Amitav Ghosh has written so much on imperial relations and imperial transactions in his fictions that he seems to have concentrated almost entirely on this aspect of our historical experience. Therefore it is always interesting to read him on the subject. Readers who have read In an Antique Land will remember his comments on imperialism over there. Another book that frequently examines issues of empire is Imam and the Indian. He has written several journalistic pieces on current affairs which also take up the question of imperial tendencies. Below I quote from an article that appeared in The Newyorker on 7.4.2003 and is available at his homepage here.
Empire cannot be the object of universal human aspirations. In a world run by empires, some people are rulers and some are the ruled: It is impossible to think of a situation where all peoples possess an empire. On the other hand, the idea of the nation-state, for all its failings, holds the great advantage that it can indeed be generalized to all peoples everywhere. The proposition that every human being should belong to a nation and that all nations should be equal is not a contradiction in terms, although it may well be utterly unfounded as a description of the real world.
It is precisely the exclusivism of empire that makes it a program for ever-increasing conflict. If the mark of success for a nation consists of the possession of an empire, then it follows that every nation that wants to achieve success must aspire to an empire. That is why the twentieth century was a period of such cataclysmic conflict: emergent powers like Germany and Japan wanted empires as proof of their success. Those who embrace the idea of empire frequently cite the advantages of an imperial peace over the disorder of the current world situation. This disregards the fact that the peace of the British, French and Austro-Hungarian empires was purchased at the cost of a destabiliza-tion so radical as to generate the two greatest conflicts in human history: the world wars. Because of the proliferation of weapons of mass destruction, there can be no doubt that a twenty-first-century empire would have consequences graver still.
An imperium also generates an unstoppable push toward overreach, which is one of the reasons it is a charter for destabilization. This is not only because of an empire’s inherent tendency to expand; there is another reason, so simple as often to go unnoticed. The knowledge that an imperial center can be induced to intervene in local disputes, at a certain price, is itself an incentive for lesser players to provoke intervention. I remember an occasion a few years ago when one of the leaders of a minor and utterly hopeless insurgency asked me: What kind of death toll do you think we need to get the United States to intervene here?

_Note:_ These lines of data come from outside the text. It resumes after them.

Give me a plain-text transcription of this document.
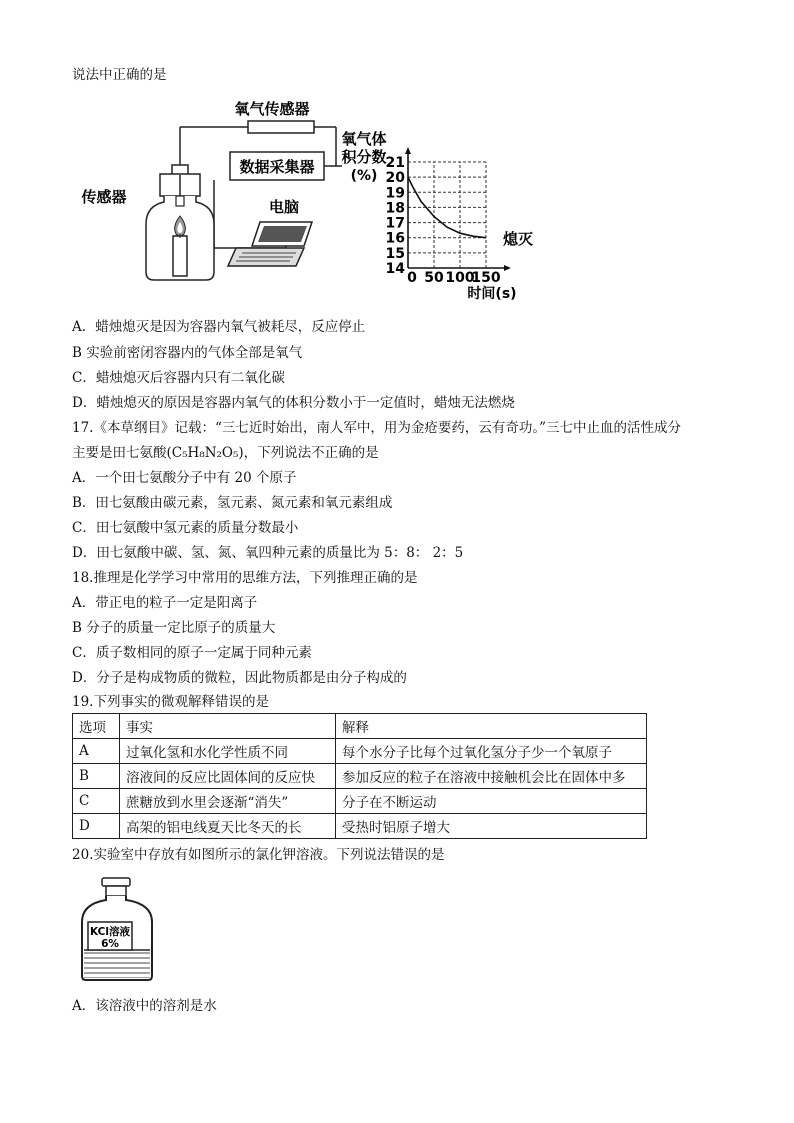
说法中正确的是
氧气传感器
数据采集器
电脑
传感器
氧气体
积分数
(%)
14
15
16
17
18
19
20
21
0 50 100
150
熄灭
时间(s)
A．蜡烛熄灭是因为容器内氧气被耗尽，反应停止
B 实验前密闭容器内的气体全部是氧气
C．蜡烛熄灭后容器内只有二氧化碳
D．蜡烛熄灭的原因是容器内氧气的体积分数小于一定值时，蜡烛无法燃烧
17.《本草纲目》记载：“三七近时始出，南人军中，用为金疮要药，云有奇功。”三七中止血的活性成分
主要是田七氨酸(C₅H₈N₂O₅)，下列说法不正确的是
A．一个田七氨酸分子中有 20 个原子
B．田七氨酸由碳元素，氢元素、氮元素和氧元素组成
C．田七氨酸中氢元素的质量分数最小
D．田七氨酸中碳、氢、氮、氧四种元素的质量比为 5：8： 2：5
18.推理是化学学习中常用的思维方法，下列推理正确的是
A．带正电的粒子一定是阳离子
B 分子的质量一定比原子的质量大
C．质子数相同的原子一定属于同种元素
D．分子是构成物质的微粒，因此物质都是由分子构成的
19.下列事实的微观解释错误的是
选项	事实	解释
A	过氧化氢和水化学性质不同	每个水分子比每个过氧化氢分子少一个氧原子
B	溶液间的反应比固体间的反应快	参加反应的粒子在溶液中接触机会比在固体中多
C	蔗糖放到水里会逐渐“消失”	分子在不断运动
D	高架的铝电线夏天比冬天的长	受热时铝原子增大
20.实验室中存放有如图所示的氯化钾溶液。下列说法错误的是
KCl溶液
6%
A．该溶液中的溶剂是水
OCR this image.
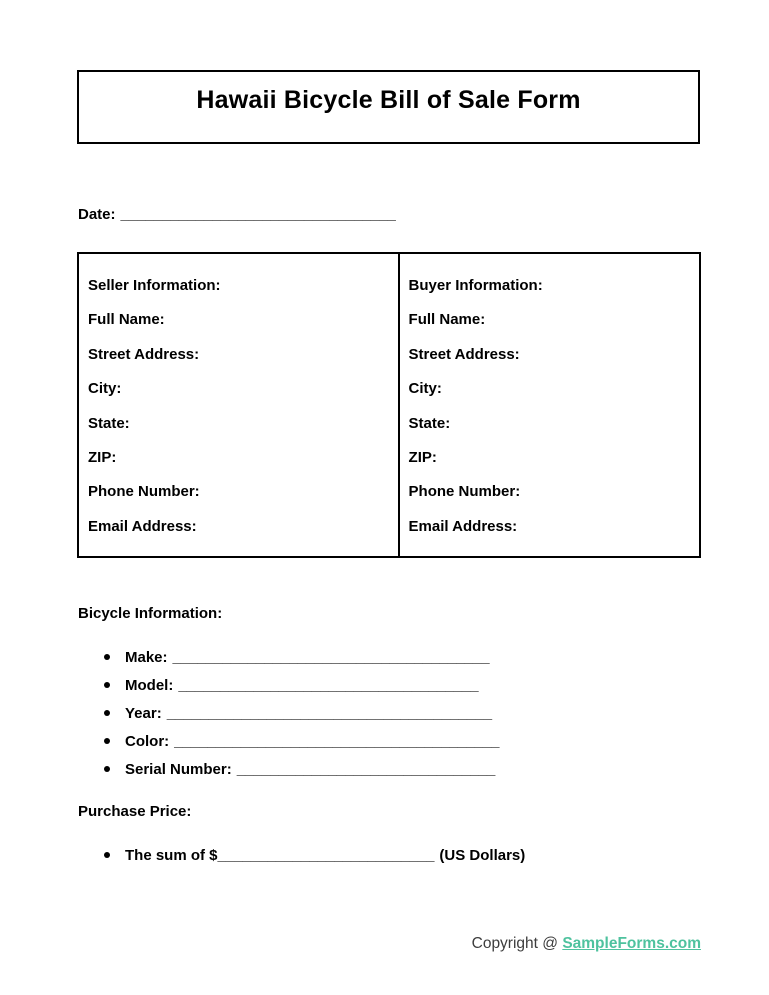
Hawaii Bicycle Bill of Sale Form
Date: _________________________________
Seller Information:
Full Name:
Street Address:
City:
State:
ZIP:
Phone Number:
Email Address:
Buyer Information:
Full Name:
Street Address:
City:
State:
ZIP:
Phone Number:
Email Address:
Bicycle Information:
Make: ______________________________________
Model: ____________________________________
Year: _______________________________________
Color: _______________________________________
Serial Number: _______________________________
Purchase Price:
The sum of $ __________________________ (US Dollars)
Copyright @ SampleForms.com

There can be no doubt that political catastrophes can often be prevented by multilateral intervention, and clearly such actions are sometimes necessary. But it is also true that in certain circumstances the very prospect of intervention can, as it were, become an incentive for the escalation of violence. The reason the idea of empire appeals to many liberals is that it appears to offer a means of bettering the world’s predicament. History shows us, unfortunately, that the road to empire is all too often paved with good intentions.